More than three years ago, microprocessor giant Intel (INTC -2.40%) told the world that it would "open foundry to any company able to utilize [its] leading-edge silicon."

Image source: Intel. 

In other words, it signaled to investors that it was ready to get more serious about trying to make money from building chips for other chip design houses.

Over the past several years, some companies have announced manufacturing deals with Intel's contract chip manufacturing division, called Intel Custom Foundry (ICF). These have typically been smaller chipmakers, often opting to build just a small portion of their product portfolios at Intel.

Back in August, Intel went into a little more detail on its strategy in regard to contract chip manufacturing. The company highlighted that its two focus areas for the business would be on mobile applications processors and on chips aimed at network infrastructure.

Although Intel has done a reasonable job of explaining its high-level strategy for this business, there's one thing that's been sorely lacking: a financial perspective.

What I'd like to see Intel talk about

Every so often, Intel will talk about its technologies or even announce new customers, but it's hard at this point for investors to get a good sense of what kind of financial contributions Intel is expecting from this business over the long term.

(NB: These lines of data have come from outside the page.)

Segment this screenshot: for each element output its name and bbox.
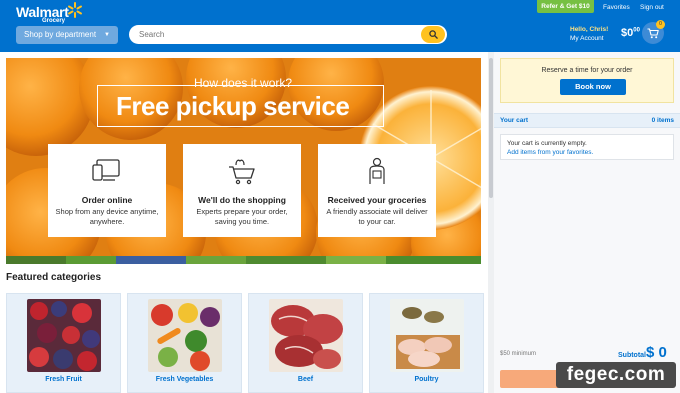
cart-total-cents: 00	[633, 27, 640, 34]
hero-card-received: Received your groceries A friendly assoc…	[318, 144, 436, 237]
hero-card-shopping: We'll do the shopping Experts prepare yo…	[183, 144, 301, 237]
category-label: Fresh Vegetables	[155, 376, 214, 383]
empty-cart-message: Your cart is currently empty. Add items …	[500, 134, 674, 160]
cart-icon	[647, 27, 659, 38]
featured-categories-title: Featured categories	[6, 272, 102, 283]
walmart-grocery-logo[interactable]: Walmart Grocery	[16, 4, 69, 24]
card-title: We'll do the shopping	[198, 195, 286, 205]
card-description: Shop from any device anytime, anywhere.	[55, 207, 159, 226]
category-card-fresh-vegetables[interactable]: Fresh Vegetables	[127, 293, 242, 393]
card-description: A friendly associate will deliver to you…	[326, 207, 428, 226]
subtotal-value: $ 0	[646, 344, 667, 361]
hero-banner[interactable]: How does it work? Free pickup service Or…	[6, 58, 481, 264]
search-input[interactable]	[129, 25, 419, 44]
main-content: How does it work? Free pickup service Or…	[0, 52, 490, 393]
fresh-vegetables-image	[148, 299, 222, 372]
search-icon	[428, 30, 438, 39]
my-account-link[interactable]: My Account	[570, 35, 604, 42]
add-from-favorites-link[interactable]: Add items from your favorites.	[507, 149, 593, 156]
cart-items-count: 0 items	[651, 117, 674, 124]
vegetables-strip-image	[6, 256, 481, 264]
category-card-fresh-fruit[interactable]: Fresh Fruit	[6, 293, 121, 393]
spark-icon	[68, 2, 82, 18]
category-label: Fresh Fruit	[45, 376, 82, 383]
card-title: Order online	[81, 195, 133, 205]
hero-subtitle: How does it work?	[194, 76, 293, 90]
basket-icon	[229, 159, 255, 185]
search-bar	[129, 25, 447, 44]
cart-count-badge: 0	[656, 20, 665, 29]
device-icon	[92, 159, 120, 181]
cart-total-dollars: $0	[621, 27, 634, 39]
associate-icon	[369, 157, 385, 184]
your-cart-label: Your cart	[500, 117, 529, 124]
category-label: Beef	[297, 376, 314, 383]
hero-title: Free pickup service	[116, 91, 350, 121]
card-title: Received your groceries	[327, 195, 427, 205]
logo-subtext: Grocery	[42, 18, 66, 24]
beef-image	[269, 299, 343, 372]
sign-out-link[interactable]: Sign out	[640, 4, 664, 11]
category-card-beef[interactable]: Beef	[248, 293, 363, 393]
empty-cart-text: Your cart is currently empty.	[507, 140, 587, 147]
scrollbar-thumb[interactable]	[489, 58, 493, 198]
category-label: Poultry	[414, 376, 439, 383]
favorites-link[interactable]: Favorites	[603, 4, 630, 11]
header-cart-total[interactable]: $000	[621, 27, 640, 39]
subtotal-label: Subtotal	[618, 352, 646, 359]
shop-by-department-label: Shop by department	[24, 30, 97, 39]
fresh-fruit-image	[27, 299, 101, 372]
refer-button[interactable]: Refer & Get $10	[537, 0, 594, 13]
reserve-time-box: Reserve a time for your order Book now	[500, 58, 674, 103]
search-button[interactable]	[421, 26, 445, 43]
book-now-button[interactable]: Book now	[560, 79, 626, 95]
chevron-down-icon: ▼	[104, 32, 110, 38]
shop-by-department-button[interactable]: Shop by department ▼	[16, 26, 118, 44]
greeting[interactable]: Hello, Chris!	[570, 26, 608, 33]
poultry-image	[390, 299, 464, 372]
order-minimum: $50 minimum	[500, 351, 537, 357]
hero-card-order-online: Order online Shop from any device anytim…	[48, 144, 166, 237]
cart-sidebar: Reserve a time for your order Book now Y…	[494, 52, 680, 393]
your-cart-header: Your cart 0 items	[494, 113, 680, 128]
watermark: fegec.com	[556, 362, 676, 388]
top-header: Walmart Grocery Shop by department ▼ Ref…	[0, 0, 680, 52]
card-description: Experts prepare your order, saving you t…	[196, 207, 288, 226]
reserve-text: Reserve a time for your order	[541, 67, 633, 74]
category-card-poultry[interactable]: Poultry	[369, 293, 484, 393]
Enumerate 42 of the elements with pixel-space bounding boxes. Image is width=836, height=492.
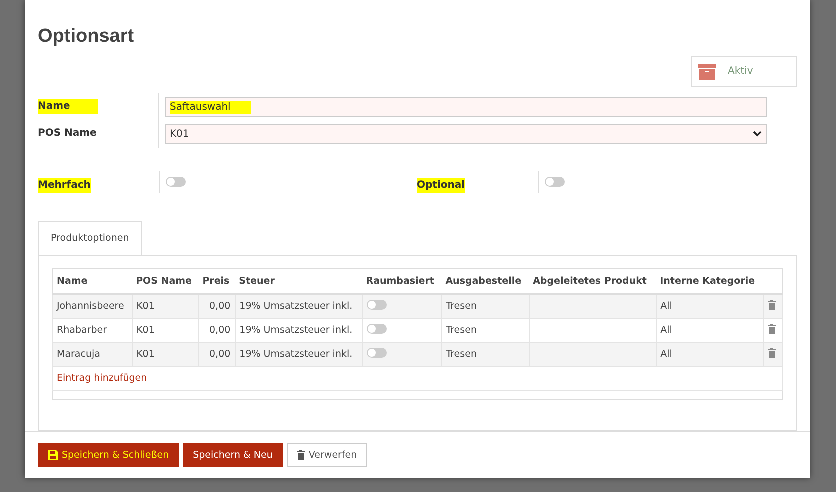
table-cell: Tresen [442,294,530,318]
table-cell: Maracuja [52,342,132,366]
toggle-switch[interactable] [366,324,387,334]
trash-icon [768,300,776,310]
table-cell: K01 [132,342,199,366]
discard-button[interactable]: Verwerfen [286,443,368,467]
trash-icon [296,450,305,460]
chevron-down-icon [753,131,762,137]
tab[interactable]: Produktoptionen [38,221,142,256]
table-cell: 19% Umsatzsteuer inkl. [235,318,362,342]
save-button[interactable]: Speichern & Neu [183,443,283,467]
table-cell: 0,00 [198,318,236,342]
toggle-switch[interactable] [166,177,186,187]
table-cell: All [656,342,764,366]
table-cell: 0,00 [198,294,236,318]
table-cell: Johannisbeere [52,294,132,318]
input-field[interactable]: Saftauswahl [165,97,767,117]
table-cell: Tresen [442,342,530,366]
field-label: Name [38,99,98,114]
dialog-title: Optionsart [38,26,136,48]
toggle-label: Mehrfach [38,178,91,192]
select-field[interactable]: K01 [165,124,767,144]
toggle-switch[interactable] [366,300,387,310]
add-entry-link[interactable]: Eintrag hinzufügen [57,373,148,384]
save-button[interactable]: Speichern & Schließen [38,443,180,467]
toggle-label: Optional [417,178,466,192]
table-cell: K01 [132,318,199,342]
trash-icon [768,348,776,358]
table-cell: All [656,318,764,342]
save-icon [48,450,58,460]
table-cell: 19% Umsatzsteuer inkl. [235,342,362,366]
archive-box-icon [698,64,716,80]
trash-icon [768,324,776,334]
toggle-switch[interactable] [366,348,387,358]
table-cell: Tresen [442,318,530,342]
table-cell: 0,00 [198,342,236,366]
field-label: POS Name [38,127,97,141]
table-cell: Rhabarber [52,318,132,342]
toggle-switch[interactable] [545,177,565,187]
table-cell: 19% Umsatzsteuer inkl. [235,294,362,318]
table-cell: K01 [132,294,199,318]
table-cell: All [656,294,764,318]
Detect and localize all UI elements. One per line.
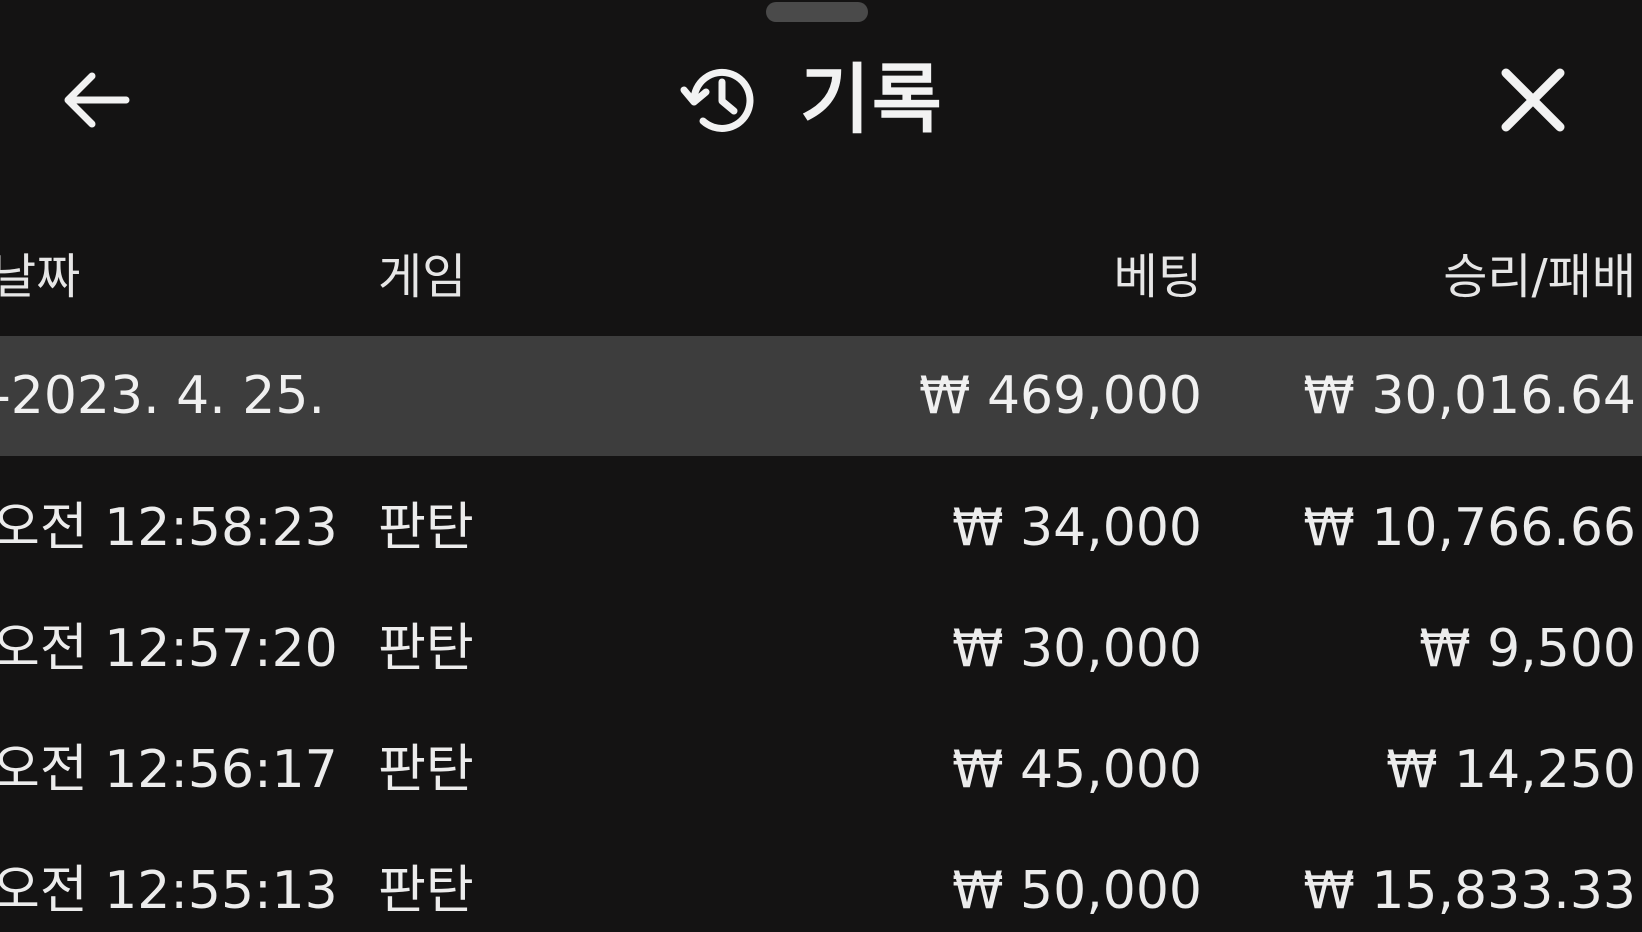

Today, the revenue contribution from contract chip making is pretty much zero to Intel -- its highest-profile customer was programmable logic specialist Altera, but Intel scooped the company up before the first product of their collaboration emerged.

The Stratix 10 FPGA is built using Intel's 14nm technology. Image source: Intel. 

Intel has said that China-based smartphone chip maker Spreadtrum and smartphone maker LG would be using building chips at ICF, although it will likely be some time before revenue from those customers starts coming in, since neither LG nor Spreadtrum has launched Intel-built products.

And, naturally, Intel hasn't given much guidance on what kind of revenue it expects to generate from these deals. 

Although it's still early, at this point Intel should have enough visibility into its design win pipeline to get a rough sense of what kind of revenue and revenue growth trajectory it expects to see from its contract chip manufacturing business over the next couple of years.

With that in mind, here are the key points and questions I'd like to see Intel address at its February investor meeting in regard to ICF:

  1. When will Intel start to generate enough revenue from ICF so that those revenues are worth reporting to investors? What kind of revenue growth rate is Intel projecting from this business over the next three to five years?
  2. Does Intel believe that it can successfully win over major high volume mobile customers, such as Apple (NASDAQ: AAPL), Huawei, or MediaTek? If not, is this business still worthwhile to pursue?
  3. Can Intel successfully build chips for network infrastructure customers without significant risk of those customers competing with Intel's in-house products? Would Intel be OK with such competition?
  4. What kind of gross profit margin profile is Intel targeting from its ICF business?

Why this matters

If Intel can generate meaningful incremental revenue by building chips for others, then that would be a good way for it to increase shareholder value. However, before getting too excited about the prospects here, it'd be nice to see Intel provide some insight into what it's looking to achieve financially in this business, as this is what ultimately matters.